The statistics that were developed as a result of FiveThirtyEight’s research can be found HERE – Gun Deaths In America. Basic facts from their research:
- About two-thirds of gun deaths in the USA are suicides (mostly middle-aged men).
- About a third of gun deaths are homicides; half of those are young men, ages 14-34, 2/3 of whom are black. Homicide includes deaths by both assault and legal intervention (primarily shootings by police officers).
- A very small number are women (1,700 of 33,000), many in domestic violence incidents.
- A very tiny number of gun deaths are either accidents or undetermined in cause.
- Before this week’s mass shooting in Las Vegas, there were 22 deaths and 8 injuries from mass shootings in the US in 2017. See the Mother Jones database of public mass shootings since 1982.
A word about semi-automatic firearms
Since 1989, “gun control” supporters have tried to trick the public into believing that semi-automatic firearms are fully automatic, and that their sales were unregulated. In his State of the Union address on Jan. 24, 1995, President Clinton copied the style of exaggeration used by President Roosevelt 60 years earlier against fully-automatic firearms, claiming the “assault weapon” law was needed to protect people from a “hail of assault-weapon attack.” Campaigning in New Hampshire in February 1996, Clinton said the law was necessary so “people can’t be sprayed innocently while they’re walking up and down the block.”
Network television news groups have shown video footage of machine guns being fired while reporting on semi-automatic firearms issues. Anti-gun activists have said, preposterously, that it is easier to buy an “assault weapon” than a gallon of milk.
For the facts about semi-automatic firearms, including statistics from state and local law enforcement agencies showing that so-called “assault weapons” are used in a very small percentage of violent crimes, see the NRA’s “Semi-Automatic Firearms” fact sheet, available by phone request (1-800-392-8683).

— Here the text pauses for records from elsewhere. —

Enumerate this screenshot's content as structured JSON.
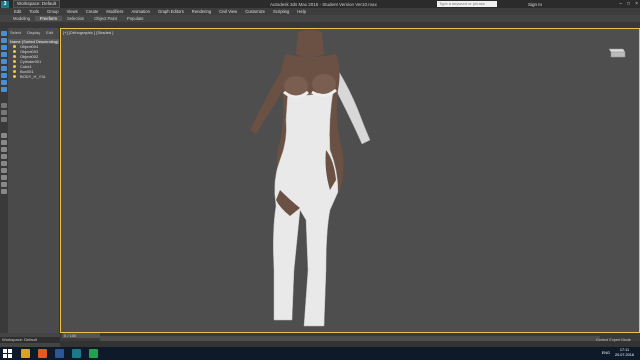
{
  "titlebar": {
    "workspace": "Workspace: Default",
    "title": "Autodesk 3ds Max 2016 - Student Version   Ver10.max",
    "search_placeholder": "Type a keyword or phrase",
    "signin": "Sign In"
  },
  "menu": [
    "Edit",
    "Tools",
    "Group",
    "Views",
    "Create",
    "Modifiers",
    "Animation",
    "Graph Editors",
    "Rendering",
    "Civil View",
    "Customize",
    "Scripting",
    "Help"
  ],
  "ribbon": {
    "tabs": [
      "Modeling",
      "Freeform",
      "Selection",
      "Object Paint",
      "Populate"
    ],
    "active_index": 1
  },
  "explorer": {
    "tabs": [
      "Select",
      "Display",
      "Edit"
    ],
    "header": "Name (Sorted Descending)",
    "items": [
      "Object004",
      "Object003",
      "Object002",
      "Cylinder001",
      "Cube1",
      "Box001",
      "BODY_H_Y3L"
    ]
  },
  "viewport": {
    "label": "[+] [Orthographic ] [Shaded ]"
  },
  "timeline": {
    "frame_counter": "0 / 100"
  },
  "status": {
    "workspace": "Workspace: Default",
    "mode": "Control Expert Mode"
  },
  "taskbar": {
    "lang": "ENG",
    "time": "17:11",
    "date": "20.07.2016"
  },
  "colors": {
    "selection_border": "#f0c040",
    "viewport_bg": "#4e4e4e",
    "suit_white": "#e9e9e9",
    "skin": "#6b5144"
  }
}
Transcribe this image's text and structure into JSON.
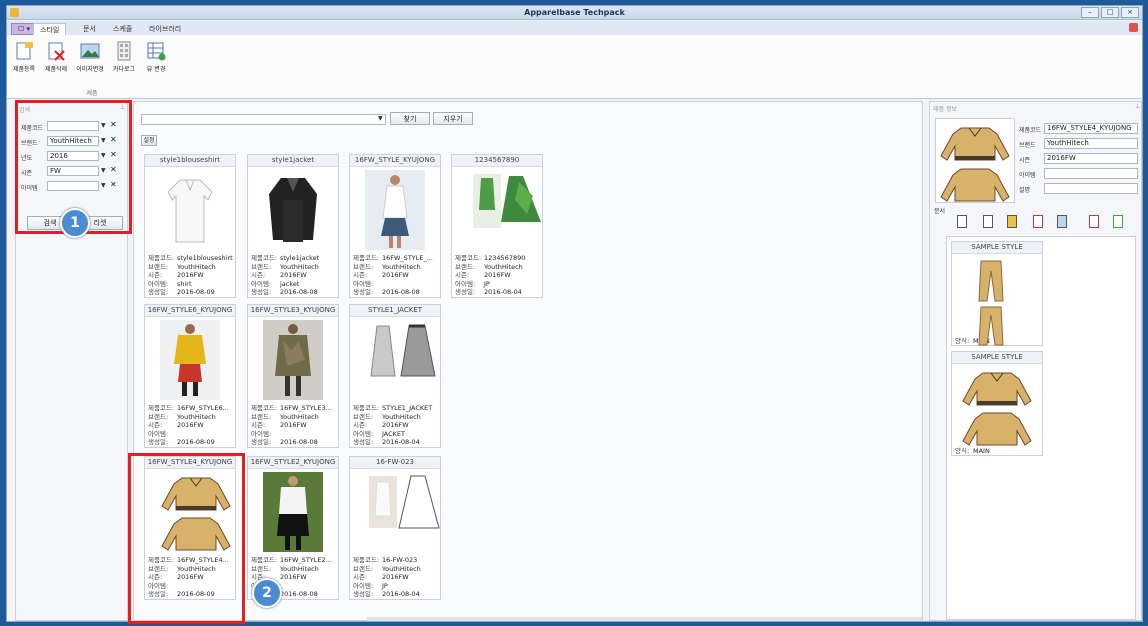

In just a brief search today, I’ve seen a lot of pontificating consisting primarily of ignorance and lies. How much is the former and how much is the latter depends on the author, but the impression I got is that the NRA is absolutely correct. Gun control supporters are trying to trick the public. One CNN article I read (I can’t find it now) said that since the “Assault Weapons Ban” expired in 2004, gun deaths have skyrocketed. Now, mass shootings may be up, but violent crime of all types, including murder, is definitely down, in comparison to the number of guns in civilian hands.